Computing style （ Calculate the Clem matrix ）

By taking the outer product of the eigenvector and itself at each position , And find the average value of the outer product at all positions , Calculate the Clem matrix containing this information .
Insert picture description here
This can be used tf.linalg.einsum Function to implement

def gram_matrix(input_tensor):
  result = tf.linalg.einsum('bijc,bijd->bcd', input_tensor, input_tensor)
  input_shape = tf.shape(input_tensor)
  num_locations = tf.cast(input_shape[1]*input_shape[2], tf.float32)
  return result/(num_locations)

Extract the style and content of the image

Build a model of return style and content tensor

class StyleContentModel(tf.keras.models.Model):
  def __init__(self, style_layers, content_layers):
    super(StyleContentModel, self).__init__()
    self.vgg = vgg_layers(style_layers + content_layers)
    self.style_layers = style_layers
    self.content_layers = content_layers
    self.num_style_layers = len(style_layers)
    self.vgg.trainable = False

  def call(self, inputs):
    "Expects float input in [0,1]"
    inputs = inputs*255.0
    preprocessed_input = tf.keras.applications.vgg19.preprocess_input(inputs)
    outputs = self.vgg(preprocessed_input)
    style_outputs, content_outputs = (outputs[:self.num_style_layers],
                                      outputs[self.num_style_layers:])

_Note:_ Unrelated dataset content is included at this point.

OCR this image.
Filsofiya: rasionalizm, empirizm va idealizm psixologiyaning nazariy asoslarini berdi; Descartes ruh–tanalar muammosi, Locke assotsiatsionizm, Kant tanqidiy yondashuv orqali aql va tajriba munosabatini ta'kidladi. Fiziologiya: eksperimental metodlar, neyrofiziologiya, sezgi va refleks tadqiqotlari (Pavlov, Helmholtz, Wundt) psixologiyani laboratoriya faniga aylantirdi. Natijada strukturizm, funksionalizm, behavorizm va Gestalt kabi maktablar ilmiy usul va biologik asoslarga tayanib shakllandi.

    style_outputs = [gram_matrix(style_output)
                     for style_output in style_outputs]

    content_dict = {
    content_name: value
                    for content_name, value
                    in zip(self.content_layers, content_outputs)}

    style_dict = {
    style_name: value
                  for style_name, value
                  in zip(self.style_layers, style_outputs)}

    return {
    'content': content_dict, 'style': style_dict}

extractor = StyleContentModel(style_layers, content_layers)

results = extractor(tf.constant(content_image))

When we input the image , The model will return style_layers Clem matrix and content_layers The content of .

The operating gradient drops

With style and content extractors , We can now run the style migration algorithm program .

By calculating the mean square error of the image output relative to each target , Then take the weighted sum of these losses .

Establish style and content goals

style_targets = extractor(style_image)['style']
content_targets = extractor(content_image)['content']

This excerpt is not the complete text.